Gecko Robotics Secures $71M Contract with U.S. Navy

▼ Summary
– The U.S. Navy faces a severe maintenance crisis, with roughly 40% of its fleet unavailable and a repair backlog costing an estimated $13 to $20 billion annually.
– Gecko Robotics secured a major Navy contract worth up to $71 million, with an initial $54 million award, to begin inspecting 18 Pacific Fleet ships using its robots and sensors.
– The company’s AI platform, Cantilever, creates detailed digital twins of vessels from inspection data, enabling much faster and more accurate identification of necessary repairs.
– This technology allows inspections to occur before a ship enters dry dock, enabling advanced planning for parts and personnel to significantly reduce repair timelines.
– The contract is structured so that any Department of Defense branch can access Gecko’s AI and robotics, not just the Navy, to improve overall military readiness.
A significant new contract aims to tackle a massive maintenance backlog plaguing the U.S. Navy, leveraging robotics and artificial intelligence to restore critical fleet readiness. Gecko Robotics has secured a pivotal five-year contract with the U.S. Navy and the General Services Administration, valued at up to $71 million. This represents the largest robotics agreement the Navy has ever signed. The initial award is set at $54 million and will focus immediately on 18 vessels within the Pacific Fleet, including destroyers and amphibious warships.
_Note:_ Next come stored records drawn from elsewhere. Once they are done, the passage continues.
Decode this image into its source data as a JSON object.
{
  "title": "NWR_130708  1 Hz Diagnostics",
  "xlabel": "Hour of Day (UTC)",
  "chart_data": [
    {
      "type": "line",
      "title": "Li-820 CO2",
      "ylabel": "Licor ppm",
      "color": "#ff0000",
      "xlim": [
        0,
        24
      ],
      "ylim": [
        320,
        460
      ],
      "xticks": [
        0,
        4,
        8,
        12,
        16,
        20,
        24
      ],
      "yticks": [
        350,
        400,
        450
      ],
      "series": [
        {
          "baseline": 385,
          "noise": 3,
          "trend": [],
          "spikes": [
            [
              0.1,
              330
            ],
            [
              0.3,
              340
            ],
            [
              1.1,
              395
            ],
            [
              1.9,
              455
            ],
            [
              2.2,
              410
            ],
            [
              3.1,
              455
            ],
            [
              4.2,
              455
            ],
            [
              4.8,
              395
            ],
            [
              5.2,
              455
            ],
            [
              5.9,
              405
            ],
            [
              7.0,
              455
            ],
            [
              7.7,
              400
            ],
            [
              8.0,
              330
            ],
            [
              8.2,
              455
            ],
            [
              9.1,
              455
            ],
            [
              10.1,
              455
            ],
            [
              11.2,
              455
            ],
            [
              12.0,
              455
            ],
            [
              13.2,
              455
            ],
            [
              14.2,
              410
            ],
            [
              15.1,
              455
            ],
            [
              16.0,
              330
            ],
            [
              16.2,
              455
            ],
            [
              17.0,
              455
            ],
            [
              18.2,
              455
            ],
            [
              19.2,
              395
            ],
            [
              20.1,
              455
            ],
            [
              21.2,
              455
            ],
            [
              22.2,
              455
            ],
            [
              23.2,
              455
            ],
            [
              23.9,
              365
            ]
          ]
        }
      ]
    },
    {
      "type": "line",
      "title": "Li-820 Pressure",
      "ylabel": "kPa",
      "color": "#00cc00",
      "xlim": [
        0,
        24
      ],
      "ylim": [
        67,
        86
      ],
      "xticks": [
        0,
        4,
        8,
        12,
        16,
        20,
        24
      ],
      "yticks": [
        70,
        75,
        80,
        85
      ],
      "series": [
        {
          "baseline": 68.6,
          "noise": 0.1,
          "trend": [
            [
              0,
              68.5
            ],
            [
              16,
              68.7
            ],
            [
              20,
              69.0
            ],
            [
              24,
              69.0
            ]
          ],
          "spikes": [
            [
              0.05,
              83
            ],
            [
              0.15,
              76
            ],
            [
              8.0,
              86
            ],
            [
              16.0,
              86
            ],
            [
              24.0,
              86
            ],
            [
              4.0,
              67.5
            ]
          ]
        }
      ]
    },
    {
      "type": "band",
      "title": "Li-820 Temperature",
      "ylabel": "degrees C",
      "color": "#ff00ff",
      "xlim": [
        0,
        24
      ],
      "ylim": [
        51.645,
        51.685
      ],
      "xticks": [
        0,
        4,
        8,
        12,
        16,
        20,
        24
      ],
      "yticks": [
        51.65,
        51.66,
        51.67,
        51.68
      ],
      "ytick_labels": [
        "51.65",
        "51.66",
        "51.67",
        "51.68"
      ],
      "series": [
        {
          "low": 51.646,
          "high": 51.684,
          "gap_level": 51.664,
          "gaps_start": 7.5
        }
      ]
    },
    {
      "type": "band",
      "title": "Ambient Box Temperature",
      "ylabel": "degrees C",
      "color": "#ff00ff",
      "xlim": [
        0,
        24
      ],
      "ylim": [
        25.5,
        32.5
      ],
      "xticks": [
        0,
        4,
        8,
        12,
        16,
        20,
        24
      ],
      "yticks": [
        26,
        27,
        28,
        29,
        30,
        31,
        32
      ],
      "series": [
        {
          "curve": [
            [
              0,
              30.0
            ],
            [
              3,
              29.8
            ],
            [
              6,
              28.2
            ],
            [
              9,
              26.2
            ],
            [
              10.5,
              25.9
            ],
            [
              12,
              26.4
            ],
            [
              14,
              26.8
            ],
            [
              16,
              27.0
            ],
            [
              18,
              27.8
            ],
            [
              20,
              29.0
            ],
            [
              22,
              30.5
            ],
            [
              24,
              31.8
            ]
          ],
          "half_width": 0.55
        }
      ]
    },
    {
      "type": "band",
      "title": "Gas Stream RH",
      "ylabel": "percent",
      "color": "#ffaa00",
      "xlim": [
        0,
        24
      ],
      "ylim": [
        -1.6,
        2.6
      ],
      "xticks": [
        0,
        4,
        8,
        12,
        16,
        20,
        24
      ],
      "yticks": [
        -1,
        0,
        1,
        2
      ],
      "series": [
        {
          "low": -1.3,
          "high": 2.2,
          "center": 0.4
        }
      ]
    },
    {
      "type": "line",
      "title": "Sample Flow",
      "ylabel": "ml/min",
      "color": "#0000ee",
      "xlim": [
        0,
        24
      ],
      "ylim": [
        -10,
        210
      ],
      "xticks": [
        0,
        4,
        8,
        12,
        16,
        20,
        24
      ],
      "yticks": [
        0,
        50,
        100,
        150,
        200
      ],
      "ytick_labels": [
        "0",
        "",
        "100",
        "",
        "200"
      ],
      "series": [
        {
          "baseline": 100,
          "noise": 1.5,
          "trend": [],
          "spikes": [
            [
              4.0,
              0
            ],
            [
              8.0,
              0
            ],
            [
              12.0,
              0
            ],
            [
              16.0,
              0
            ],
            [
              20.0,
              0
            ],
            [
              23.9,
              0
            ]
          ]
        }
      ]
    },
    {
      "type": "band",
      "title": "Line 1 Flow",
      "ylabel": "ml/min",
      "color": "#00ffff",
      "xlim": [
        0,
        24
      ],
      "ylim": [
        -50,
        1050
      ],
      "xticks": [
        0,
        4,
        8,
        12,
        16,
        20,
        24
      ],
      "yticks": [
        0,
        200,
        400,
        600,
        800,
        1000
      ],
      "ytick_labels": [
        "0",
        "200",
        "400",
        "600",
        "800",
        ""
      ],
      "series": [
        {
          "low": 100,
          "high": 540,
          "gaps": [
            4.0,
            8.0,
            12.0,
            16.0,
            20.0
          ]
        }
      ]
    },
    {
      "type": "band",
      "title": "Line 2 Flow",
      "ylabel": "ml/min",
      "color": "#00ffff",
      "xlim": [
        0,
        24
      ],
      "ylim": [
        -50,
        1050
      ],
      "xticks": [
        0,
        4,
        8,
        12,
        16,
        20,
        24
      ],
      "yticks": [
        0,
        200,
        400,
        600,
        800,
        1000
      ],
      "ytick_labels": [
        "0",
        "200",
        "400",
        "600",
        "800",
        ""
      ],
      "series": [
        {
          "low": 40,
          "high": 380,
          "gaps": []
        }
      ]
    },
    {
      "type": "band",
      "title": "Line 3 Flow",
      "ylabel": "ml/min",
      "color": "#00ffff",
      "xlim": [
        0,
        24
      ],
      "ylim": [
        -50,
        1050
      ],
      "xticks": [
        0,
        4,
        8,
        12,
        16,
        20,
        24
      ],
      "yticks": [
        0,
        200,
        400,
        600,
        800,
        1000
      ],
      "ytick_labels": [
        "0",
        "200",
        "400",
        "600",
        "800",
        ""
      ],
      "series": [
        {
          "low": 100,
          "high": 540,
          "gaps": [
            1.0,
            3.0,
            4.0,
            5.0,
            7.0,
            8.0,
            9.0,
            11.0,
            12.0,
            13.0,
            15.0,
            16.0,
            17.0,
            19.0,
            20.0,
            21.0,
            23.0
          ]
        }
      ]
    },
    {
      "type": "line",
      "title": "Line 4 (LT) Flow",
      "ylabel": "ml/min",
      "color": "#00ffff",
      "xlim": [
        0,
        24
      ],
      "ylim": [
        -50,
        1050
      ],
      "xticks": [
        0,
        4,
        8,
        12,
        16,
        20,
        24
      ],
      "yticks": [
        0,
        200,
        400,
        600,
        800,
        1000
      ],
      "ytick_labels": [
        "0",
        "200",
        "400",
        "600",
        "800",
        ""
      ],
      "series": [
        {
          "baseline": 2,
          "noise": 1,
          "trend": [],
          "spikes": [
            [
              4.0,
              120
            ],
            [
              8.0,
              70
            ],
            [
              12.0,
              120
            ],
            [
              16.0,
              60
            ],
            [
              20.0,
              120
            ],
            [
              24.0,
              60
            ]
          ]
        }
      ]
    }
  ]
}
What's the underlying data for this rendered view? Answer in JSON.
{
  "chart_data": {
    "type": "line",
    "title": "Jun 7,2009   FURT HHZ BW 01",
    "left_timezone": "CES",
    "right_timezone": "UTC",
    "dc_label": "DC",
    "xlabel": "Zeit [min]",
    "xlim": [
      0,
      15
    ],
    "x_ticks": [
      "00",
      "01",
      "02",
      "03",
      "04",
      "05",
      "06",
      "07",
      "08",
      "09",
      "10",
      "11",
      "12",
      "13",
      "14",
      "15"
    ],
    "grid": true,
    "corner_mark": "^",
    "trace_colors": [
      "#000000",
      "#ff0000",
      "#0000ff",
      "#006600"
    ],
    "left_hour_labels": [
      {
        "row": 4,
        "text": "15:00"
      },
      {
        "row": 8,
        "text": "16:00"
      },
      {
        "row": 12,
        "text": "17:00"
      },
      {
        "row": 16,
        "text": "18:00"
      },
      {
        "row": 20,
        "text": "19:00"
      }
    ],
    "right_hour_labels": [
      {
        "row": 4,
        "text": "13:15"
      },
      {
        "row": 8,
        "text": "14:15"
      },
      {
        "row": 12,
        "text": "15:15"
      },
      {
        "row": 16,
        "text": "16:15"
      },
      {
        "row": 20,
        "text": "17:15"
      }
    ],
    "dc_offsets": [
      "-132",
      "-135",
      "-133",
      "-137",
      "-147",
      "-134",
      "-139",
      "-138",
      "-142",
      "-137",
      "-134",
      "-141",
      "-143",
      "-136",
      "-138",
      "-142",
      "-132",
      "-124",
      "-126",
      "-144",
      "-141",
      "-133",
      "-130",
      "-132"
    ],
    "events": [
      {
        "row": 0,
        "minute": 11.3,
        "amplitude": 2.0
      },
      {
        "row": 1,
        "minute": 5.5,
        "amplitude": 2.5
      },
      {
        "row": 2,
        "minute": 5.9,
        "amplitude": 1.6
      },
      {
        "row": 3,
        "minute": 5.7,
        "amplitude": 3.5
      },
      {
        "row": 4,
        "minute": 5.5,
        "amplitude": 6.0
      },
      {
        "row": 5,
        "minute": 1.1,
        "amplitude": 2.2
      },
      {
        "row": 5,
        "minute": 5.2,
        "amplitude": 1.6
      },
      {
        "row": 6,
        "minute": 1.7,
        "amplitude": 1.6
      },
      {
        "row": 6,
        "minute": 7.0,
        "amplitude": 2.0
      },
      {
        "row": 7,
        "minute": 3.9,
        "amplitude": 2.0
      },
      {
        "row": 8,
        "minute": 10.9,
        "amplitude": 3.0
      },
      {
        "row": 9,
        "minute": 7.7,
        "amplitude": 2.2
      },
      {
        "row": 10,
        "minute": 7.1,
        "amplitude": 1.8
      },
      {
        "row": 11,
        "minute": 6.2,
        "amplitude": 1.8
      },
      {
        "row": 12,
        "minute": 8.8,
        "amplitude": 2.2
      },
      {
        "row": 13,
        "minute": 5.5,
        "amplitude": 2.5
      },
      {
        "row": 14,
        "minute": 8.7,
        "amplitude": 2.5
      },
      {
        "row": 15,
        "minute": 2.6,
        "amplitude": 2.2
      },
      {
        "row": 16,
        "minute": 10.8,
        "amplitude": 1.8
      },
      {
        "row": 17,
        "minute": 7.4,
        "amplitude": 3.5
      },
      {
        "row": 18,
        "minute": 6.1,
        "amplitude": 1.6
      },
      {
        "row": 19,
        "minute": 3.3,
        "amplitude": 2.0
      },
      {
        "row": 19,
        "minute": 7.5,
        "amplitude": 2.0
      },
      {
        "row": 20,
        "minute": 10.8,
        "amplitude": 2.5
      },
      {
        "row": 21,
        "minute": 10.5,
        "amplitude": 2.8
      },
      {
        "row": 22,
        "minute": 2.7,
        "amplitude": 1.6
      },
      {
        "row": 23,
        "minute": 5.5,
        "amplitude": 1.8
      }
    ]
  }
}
The core issue is stark: approximately 40% of the Navy’s fleet is unavailable at any given moment due to maintenance delays. This backlog, according to company estimates, costs the service between $13 billion and $20 billion each year. With ships languishing in dry dock for extended periods, the Navy has struggled to meet its repair timelines, achieving only 41% on-time completion in 2025 against a goal of 71%.
Gecko’s solution involves deploying its wall-climbing TOKA robots, drones, and sensor arrays to meticulously inspect ship hulls, decks, and welds. These systems gather vast amounts of structural data in a fraction of the time required by human inspection teams. This raw information is then processed by the company’s Cantilever AI platform, which constructs a detailed digital twin, a dynamic, updatable model of each vessel’s structural integrity.
This technological approach allows the Navy to identify necessary repairs up to 50 times faster and with greater accuracy than traditional methods. Perhaps more importantly, inspections can occur before a ship ever enters dry dock. This enables the Navy to pre-stage the correct parts and skilled personnel, transforming a reactive process into a predictive one and drastically reducing vessel downtime.
The contract’s structure through the GSA is strategically important, as it allows any branch of the Department of Defense to utilize Gecko’s robotics and AI services under the same agreement. This broad access could accelerate modernization efforts across the military. The deal arrives amid heightened focus on U.S. naval capacity and shipbuilding, areas where American industry has fallen behind global competitors.
Gecko Robotics is not a newcomer to defense applications. The Pittsburgh-based company has previously worked with the Navy, deploying its robots on aircraft carriers and destroyers, and has collaborated with major contractors like L3Harris on digital twins for military aircraft. Earlier this year, a partnership with a Naval Nuclear Propulsion Program contractor demonstrated the potential to slash inspection times on nuclear components by up to 90%.
Company CEO Jake Loosararian emphasized that “readiness isn’t just a metric. It’s all that matters,” framing the partnership as providing an “unfair advantage” through predictive technology. The company, last privately valued at $1.25 billion, argues that its experience inspecting critical infrastructure in power generation and heavy manufacturing directly translates to the challenging environment of naval vessels. Whether assessing a boiler or a warship, understanding structural health requires the same meticulous, data-driven approach.